As for NTW’s Board of Trustees, who aren’t paid a salary but receive generous expenses, they are more or less selected from the same cripplingly narrow strata as the staff. Overwhelmingly female (eight women, three men), British (four make incidental references to Wales) and middle-class, they just trot out all the requisite ‘third sector’ platitudes larded with a bit more ‘business’ and ‘safeguarding’ jargon to cover their backs. Their combined knowledge of theatre could be written on the back of an envelope.

It is quite clear NTW is not fit for purpose and the ACW, under the much more proactive new leadership of Chief Executive Dafydd Rhys and Chair Maggie Russell, were absolutely right to pull the plug. What happens next? In my view, once it is wound up the NTW should be re-formed immediately in the same way phoenix football clubs rise from the ashes. Then a panel of Welsh playwrights, actors, directors, artists and intelligent people of goodwill should recruit the cream of Welsh talent* to begin again. ACW involvement must be restricted to setting binding production targets and providing grant aid, while there should be no Welsh Government involvement at all – particularly so long as people of the calibre of Dawn Bowden MS hold the arts portfolio as Deputy Minister Arts, Sport & Tourism. The Englishwoman, foisted on Merthyr and Rhymney by Welsh Labour’s women-only shortlists in 2016, employs her husband as senior advisor despite Senedd Members being prohibited from employing members of their own family since 2019. But the measure was not retrospective, so Bowden has seen fit to disregard it. The time is long overdue for Mark Drakeford to drop her from his cabinet and the local Party to deselect her before the next election.

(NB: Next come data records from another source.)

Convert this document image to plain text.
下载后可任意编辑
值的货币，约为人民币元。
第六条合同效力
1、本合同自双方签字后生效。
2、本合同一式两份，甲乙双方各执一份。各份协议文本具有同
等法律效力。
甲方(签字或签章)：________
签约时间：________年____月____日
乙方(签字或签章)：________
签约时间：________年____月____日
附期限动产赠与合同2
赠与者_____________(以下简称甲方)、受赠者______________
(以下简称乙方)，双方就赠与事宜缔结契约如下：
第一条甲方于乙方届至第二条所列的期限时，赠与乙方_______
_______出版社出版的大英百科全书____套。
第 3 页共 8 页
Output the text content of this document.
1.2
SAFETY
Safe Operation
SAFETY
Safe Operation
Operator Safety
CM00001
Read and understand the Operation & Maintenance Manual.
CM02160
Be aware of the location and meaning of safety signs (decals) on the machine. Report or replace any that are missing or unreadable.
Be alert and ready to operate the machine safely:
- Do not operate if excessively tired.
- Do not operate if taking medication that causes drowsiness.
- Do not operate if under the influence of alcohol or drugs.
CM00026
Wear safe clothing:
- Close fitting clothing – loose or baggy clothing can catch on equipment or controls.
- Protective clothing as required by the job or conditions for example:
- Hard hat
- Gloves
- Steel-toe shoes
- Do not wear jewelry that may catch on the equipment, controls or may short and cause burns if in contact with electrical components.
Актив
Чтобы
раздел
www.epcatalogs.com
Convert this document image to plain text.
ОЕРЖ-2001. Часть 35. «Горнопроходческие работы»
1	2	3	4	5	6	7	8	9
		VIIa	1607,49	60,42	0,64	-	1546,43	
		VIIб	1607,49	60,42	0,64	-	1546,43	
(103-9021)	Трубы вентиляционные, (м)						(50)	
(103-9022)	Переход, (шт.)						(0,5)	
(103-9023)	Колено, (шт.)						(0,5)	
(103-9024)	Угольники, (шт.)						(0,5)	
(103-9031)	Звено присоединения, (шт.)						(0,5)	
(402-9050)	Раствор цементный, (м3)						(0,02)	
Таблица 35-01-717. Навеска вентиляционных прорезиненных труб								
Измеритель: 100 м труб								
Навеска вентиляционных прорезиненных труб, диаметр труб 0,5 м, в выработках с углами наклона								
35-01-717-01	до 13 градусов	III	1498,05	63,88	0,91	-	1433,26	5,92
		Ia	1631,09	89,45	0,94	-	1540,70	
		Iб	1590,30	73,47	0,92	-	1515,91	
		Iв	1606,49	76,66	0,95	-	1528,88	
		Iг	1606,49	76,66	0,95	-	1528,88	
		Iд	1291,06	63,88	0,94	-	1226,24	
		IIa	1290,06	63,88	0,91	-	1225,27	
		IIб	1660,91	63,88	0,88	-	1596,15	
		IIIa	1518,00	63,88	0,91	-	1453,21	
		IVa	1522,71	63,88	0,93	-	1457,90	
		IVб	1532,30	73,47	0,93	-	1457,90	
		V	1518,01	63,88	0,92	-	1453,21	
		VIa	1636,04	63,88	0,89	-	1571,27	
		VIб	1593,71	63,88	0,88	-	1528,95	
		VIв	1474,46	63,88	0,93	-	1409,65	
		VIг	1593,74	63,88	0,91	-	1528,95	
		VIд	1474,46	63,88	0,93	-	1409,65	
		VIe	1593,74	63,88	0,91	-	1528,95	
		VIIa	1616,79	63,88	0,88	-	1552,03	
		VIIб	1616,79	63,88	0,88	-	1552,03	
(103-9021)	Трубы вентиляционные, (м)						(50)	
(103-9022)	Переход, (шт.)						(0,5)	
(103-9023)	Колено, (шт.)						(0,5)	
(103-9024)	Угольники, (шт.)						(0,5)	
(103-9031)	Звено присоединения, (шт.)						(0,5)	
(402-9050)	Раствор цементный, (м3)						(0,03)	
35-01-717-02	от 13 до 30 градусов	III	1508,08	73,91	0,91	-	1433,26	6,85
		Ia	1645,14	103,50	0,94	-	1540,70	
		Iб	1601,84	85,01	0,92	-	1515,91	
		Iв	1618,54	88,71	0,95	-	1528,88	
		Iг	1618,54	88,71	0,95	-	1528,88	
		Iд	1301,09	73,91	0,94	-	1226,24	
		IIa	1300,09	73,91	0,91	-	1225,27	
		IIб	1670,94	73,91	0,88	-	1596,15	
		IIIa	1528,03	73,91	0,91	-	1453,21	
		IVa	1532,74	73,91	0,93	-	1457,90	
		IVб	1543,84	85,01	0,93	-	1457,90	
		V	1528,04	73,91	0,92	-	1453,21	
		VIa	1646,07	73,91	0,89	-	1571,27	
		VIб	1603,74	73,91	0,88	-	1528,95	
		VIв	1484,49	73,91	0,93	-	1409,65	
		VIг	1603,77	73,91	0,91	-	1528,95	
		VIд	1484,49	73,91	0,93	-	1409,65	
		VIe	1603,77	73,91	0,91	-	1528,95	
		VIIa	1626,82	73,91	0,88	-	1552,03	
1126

As the wreckage of NTW sinks into oblivion, I’m searching for a suitable obituary. Perhaps something along the lines of the despairing words of General Pierre Bosquet (1810-1861) as the French soldier observed the doomed Charge of the Light Brigade during the Crimean War: C’est pathétique, mais ce n’est pas le théâtre

*NOTE
For a minor emolument, I am available to serve. In addition, for a small stipend, a reborn NTW would be more than welcome to use any of my draft plays currently gathering cobwebs in a drawer.